Daniel pokręcił głową, ale zrobił to bez wyraźnego przekonania.

– Oczywiście, że nie. Po prostu byliśmy zmęczeni. – Westchnął. – A co do Neila… zawsze trudno mi o tym mówić.

Traktował ją przyjaźnie, ale Megan czuła, że chce zachować dystans. Pragnęła, żeby to się zmieniło. Właśnie teraz, po tym, co odkryła. Zebrała całą odwagę i spojrzała na chłopca, który spoczywał na łóżku. Wyglądał może nieco blado, ale poza tym zupełnie normalnie.

– Wygląda, jakby przed chwilą zasnął – szepnęła.

– To jest najgorsze. Zawsze wydaje mi się, że lada chwila się obudzi.
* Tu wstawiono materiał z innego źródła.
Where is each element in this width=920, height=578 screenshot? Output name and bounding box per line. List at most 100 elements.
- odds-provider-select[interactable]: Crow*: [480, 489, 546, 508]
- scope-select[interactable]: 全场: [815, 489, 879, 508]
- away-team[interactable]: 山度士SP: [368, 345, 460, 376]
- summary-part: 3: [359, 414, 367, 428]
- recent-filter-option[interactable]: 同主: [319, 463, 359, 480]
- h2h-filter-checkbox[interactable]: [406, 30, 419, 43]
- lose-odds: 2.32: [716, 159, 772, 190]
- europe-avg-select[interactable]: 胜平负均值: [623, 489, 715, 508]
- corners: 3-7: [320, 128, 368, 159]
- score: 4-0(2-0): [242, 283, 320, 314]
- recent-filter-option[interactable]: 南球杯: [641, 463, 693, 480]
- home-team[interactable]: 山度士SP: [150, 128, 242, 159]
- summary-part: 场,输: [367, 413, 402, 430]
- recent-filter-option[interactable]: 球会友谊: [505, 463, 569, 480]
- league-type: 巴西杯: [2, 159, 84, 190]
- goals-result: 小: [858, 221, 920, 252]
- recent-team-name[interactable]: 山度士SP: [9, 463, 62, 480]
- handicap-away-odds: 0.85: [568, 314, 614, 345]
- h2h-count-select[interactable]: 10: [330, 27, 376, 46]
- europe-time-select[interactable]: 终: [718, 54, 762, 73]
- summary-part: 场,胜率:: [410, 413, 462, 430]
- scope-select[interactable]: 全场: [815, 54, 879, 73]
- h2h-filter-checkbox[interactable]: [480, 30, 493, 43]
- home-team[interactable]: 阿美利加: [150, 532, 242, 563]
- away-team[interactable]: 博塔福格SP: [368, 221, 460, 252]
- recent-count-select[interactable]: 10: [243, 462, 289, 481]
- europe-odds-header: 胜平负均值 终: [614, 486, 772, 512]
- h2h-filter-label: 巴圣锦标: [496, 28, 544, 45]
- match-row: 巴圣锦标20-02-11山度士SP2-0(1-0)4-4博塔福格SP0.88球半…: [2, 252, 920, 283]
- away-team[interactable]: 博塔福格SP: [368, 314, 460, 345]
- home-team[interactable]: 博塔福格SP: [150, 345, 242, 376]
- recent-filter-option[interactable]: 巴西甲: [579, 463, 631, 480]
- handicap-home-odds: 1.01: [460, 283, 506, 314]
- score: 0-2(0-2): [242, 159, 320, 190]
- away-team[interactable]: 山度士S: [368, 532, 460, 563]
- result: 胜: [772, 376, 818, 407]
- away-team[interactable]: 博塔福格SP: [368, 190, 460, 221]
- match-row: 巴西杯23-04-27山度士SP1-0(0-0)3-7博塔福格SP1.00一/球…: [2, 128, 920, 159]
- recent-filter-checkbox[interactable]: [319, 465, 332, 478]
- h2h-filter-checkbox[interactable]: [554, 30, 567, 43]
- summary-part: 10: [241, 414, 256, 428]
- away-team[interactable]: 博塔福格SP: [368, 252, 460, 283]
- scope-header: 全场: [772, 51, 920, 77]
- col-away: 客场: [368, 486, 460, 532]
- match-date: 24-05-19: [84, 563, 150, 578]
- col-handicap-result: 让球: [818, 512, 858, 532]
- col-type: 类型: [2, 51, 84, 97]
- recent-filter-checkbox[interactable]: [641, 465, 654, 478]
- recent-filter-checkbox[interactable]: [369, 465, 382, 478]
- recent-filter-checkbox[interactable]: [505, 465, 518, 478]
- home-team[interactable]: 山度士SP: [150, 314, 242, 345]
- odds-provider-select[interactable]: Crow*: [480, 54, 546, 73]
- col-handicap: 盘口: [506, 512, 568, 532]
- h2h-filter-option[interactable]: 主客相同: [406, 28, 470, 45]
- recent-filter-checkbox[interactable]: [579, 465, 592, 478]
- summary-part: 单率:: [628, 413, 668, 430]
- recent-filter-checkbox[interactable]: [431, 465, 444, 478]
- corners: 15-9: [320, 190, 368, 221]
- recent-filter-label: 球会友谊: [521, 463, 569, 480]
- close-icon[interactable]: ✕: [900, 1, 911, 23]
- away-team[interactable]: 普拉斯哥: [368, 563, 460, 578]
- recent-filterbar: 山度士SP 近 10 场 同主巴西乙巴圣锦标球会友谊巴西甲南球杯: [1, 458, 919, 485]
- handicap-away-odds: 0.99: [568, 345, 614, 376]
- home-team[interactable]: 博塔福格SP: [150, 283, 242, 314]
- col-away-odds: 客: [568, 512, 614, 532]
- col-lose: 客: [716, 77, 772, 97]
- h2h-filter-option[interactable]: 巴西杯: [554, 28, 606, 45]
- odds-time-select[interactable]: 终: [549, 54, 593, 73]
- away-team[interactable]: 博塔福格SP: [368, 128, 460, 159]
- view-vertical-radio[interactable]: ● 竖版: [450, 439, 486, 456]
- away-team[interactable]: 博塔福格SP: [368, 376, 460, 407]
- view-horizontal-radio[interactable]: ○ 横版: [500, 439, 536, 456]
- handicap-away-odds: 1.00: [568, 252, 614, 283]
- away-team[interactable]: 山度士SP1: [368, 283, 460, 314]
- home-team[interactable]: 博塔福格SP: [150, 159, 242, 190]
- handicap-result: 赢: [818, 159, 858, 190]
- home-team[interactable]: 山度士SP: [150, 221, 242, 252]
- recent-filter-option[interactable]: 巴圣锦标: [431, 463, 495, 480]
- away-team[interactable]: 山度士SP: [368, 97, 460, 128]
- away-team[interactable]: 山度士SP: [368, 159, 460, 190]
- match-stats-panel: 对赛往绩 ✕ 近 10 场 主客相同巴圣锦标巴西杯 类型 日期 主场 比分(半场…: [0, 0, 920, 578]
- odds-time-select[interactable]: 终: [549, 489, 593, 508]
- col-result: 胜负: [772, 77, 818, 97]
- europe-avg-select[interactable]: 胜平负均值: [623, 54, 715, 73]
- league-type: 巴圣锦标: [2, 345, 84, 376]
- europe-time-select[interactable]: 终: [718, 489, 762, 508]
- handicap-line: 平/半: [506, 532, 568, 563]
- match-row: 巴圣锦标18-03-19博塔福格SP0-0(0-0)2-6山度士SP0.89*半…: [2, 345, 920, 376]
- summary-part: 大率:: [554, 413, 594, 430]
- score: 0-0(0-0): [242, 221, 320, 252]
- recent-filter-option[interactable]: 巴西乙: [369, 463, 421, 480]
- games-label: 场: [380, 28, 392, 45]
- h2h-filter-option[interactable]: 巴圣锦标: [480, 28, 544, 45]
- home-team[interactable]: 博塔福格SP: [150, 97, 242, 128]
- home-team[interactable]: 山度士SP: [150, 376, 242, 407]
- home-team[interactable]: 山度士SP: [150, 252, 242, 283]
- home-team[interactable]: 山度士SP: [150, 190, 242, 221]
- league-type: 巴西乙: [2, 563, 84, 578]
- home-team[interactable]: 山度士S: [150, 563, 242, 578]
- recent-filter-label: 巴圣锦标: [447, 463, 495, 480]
Pacjenci w stanie śpiączki wyglądają zupełnie inaczej.

– Powinieneś był mi powiedzieć. Mogłabym cię wtedy lepiej zrozumieć.

Mężczyzna zwiesił tylko głowę. Zbytnia wylewność nie leżała nigdy w jego naturze.

– Jakie są szanse, że z tego wyjdzie? – spytała. Daniel spochmurniał jeszcze bardziej, jeśli było to w ogóle możliwe. Megan przypomniała sobie słowa recepcjonistki o zaległych opłatach i zrozumiała, że znowu popełniła błąd.

– Niewielkie – szepnął zbielałymi wargami.

Megan zerknęła szybko najpierw na chłopca, a potem na jego ojca. Nie wiedziała, czy może podjąć ryzyko.

– Opowiedz mi o Neilu – poprosiła. – Jeździliście razem na ryby?

– O, tak. Niemal w każdy weekend. Poza tym graliśmy razem w siatkówkę dmuchaną piłką. Neil był…

– Jest – poprawiła go.

– Jest bardzo wysportowany. Poza tym zna się świetnie na komputerach. To naprawdę niezwykły szkrab.

– Mam nadzieję, Neil – Megan zwróciła się bezpośrednio do dziecka – że nam to wszystko pokażesz. Nie możesz przecież tak wiecznie leżeć.

Daniel zrozumiał, na czym polegała jej gra, i podjął ją. Jednocześnie patrzył z nadzieją na dziecko.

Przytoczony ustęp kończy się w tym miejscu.